Characteristics of SIR Model:
- In the SIR model (right), the number of infected people $I(t)$ (red line) turns to decrease after reaching a peak.
- This is because the source of infection decreases due to “recovery”.
- The transition of active users of trendy games or SNS apps often shows behavior closer to this SIR model than the cumulative Bass model.
5. Application: “Survival” Conditions for Services
Let’s apply the knowledge of the SIR model to subscription services. “Recovery” in a service corresponds to “Churn”.
Translating the basic reproduction number $R_0 = \frac{\beta N_{total}}{\gamma}$ into service terms:
$$ R_0 = \frac{\text{Viral Coefficient} \times \text{Potential Customers}}{\text{Churn Rate}} $$
(Strict definition depends on context, but conceptually). Maintaining $R_0 > 1$ is a condition for the service to grow autonomously. In other words, mathematical models also make it clear that either (or both) of the following is essential:
- Increasing word-of-mouth power (increasing $\beta$)
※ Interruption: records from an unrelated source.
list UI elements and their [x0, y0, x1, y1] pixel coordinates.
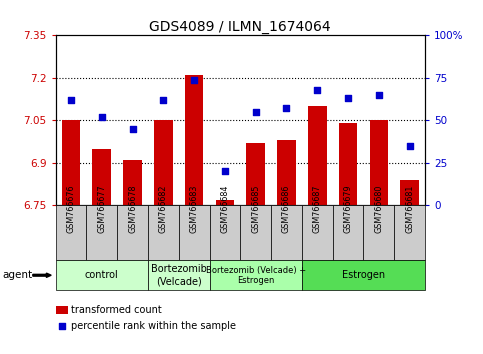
- Bar: [215, 200, 234, 205]
- Bar: [62, 120, 80, 205]
- Bar: [92, 149, 111, 205]
- Point: [313, 87, 321, 93]
- Bar: [369, 120, 388, 205]
- Point: [252, 109, 259, 115]
- Text: control: control: [85, 270, 119, 280]
- Text: percentile rank within the sample: percentile rank within the sample: [71, 321, 236, 331]
- Point: [221, 169, 229, 174]
- Point: [67, 97, 75, 103]
- Text: GSM766677: GSM766677: [97, 184, 106, 233]
- Text: GSM766680: GSM766680: [374, 184, 384, 233]
- Point: [375, 92, 383, 98]
- Bar: [185, 75, 203, 205]
- Text: GSM766676: GSM766676: [67, 184, 75, 233]
- Text: transformed count: transformed count: [71, 305, 162, 315]
- Point: [128, 126, 136, 132]
- Text: GSM766682: GSM766682: [159, 184, 168, 233]
- Bar: [277, 140, 296, 205]
- Bar: [308, 106, 327, 205]
- Title: GDS4089 / ILMN_1674064: GDS4089 / ILMN_1674064: [149, 21, 331, 34]
- Text: GSM766683: GSM766683: [190, 184, 199, 233]
- Point: [98, 114, 106, 120]
- Point: [406, 143, 413, 149]
- Point: [159, 97, 167, 103]
- Bar: [339, 123, 357, 205]
- Text: GSM766681: GSM766681: [405, 184, 414, 233]
- Point: [283, 105, 290, 111]
- Text: Bortezomib (Velcade) +
Estrogen: Bortezomib (Velcade) + Estrogen: [206, 266, 306, 285]
- Bar: [400, 180, 419, 205]
- Text: GSM766686: GSM766686: [282, 184, 291, 233]
- Bar: [123, 160, 142, 205]
- Bar: [154, 120, 172, 205]
- Text: GSM766684: GSM766684: [220, 184, 229, 233]
- Point: [190, 77, 198, 82]
- Point: [344, 96, 352, 101]
- Text: GSM766685: GSM766685: [251, 184, 260, 233]
- Text: GSM766687: GSM766687: [313, 184, 322, 233]
- Text: GSM766678: GSM766678: [128, 184, 137, 233]
- Text: Estrogen: Estrogen: [342, 270, 385, 280]
- Point: [58, 323, 66, 329]
- Bar: [246, 143, 265, 205]
- Text: Bortezomib
(Velcade): Bortezomib (Velcade): [151, 264, 207, 286]
- Text: GSM766679: GSM766679: [343, 184, 353, 233]
- Text: agent: agent: [2, 270, 32, 280]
- Decreasing churn rate (decreasing $\gamma$)
Conclusion
In this article, we compared the Bass Model and the SIR Model, explaining their mathematical equivalence and structural differences.
- Bass Model: Suitable for cumulative diffusion prediction of durable goods. Includes advertising effect ($p$) and can handle startup from 0.
- SIR Model: Suitable for trendy services and infectious diseases. Considers recovery (churn) and can handle increase/decrease in active numbers.
It is very important to select (or extend) the appropriate model according to the nature of the product or phenomenon being handled.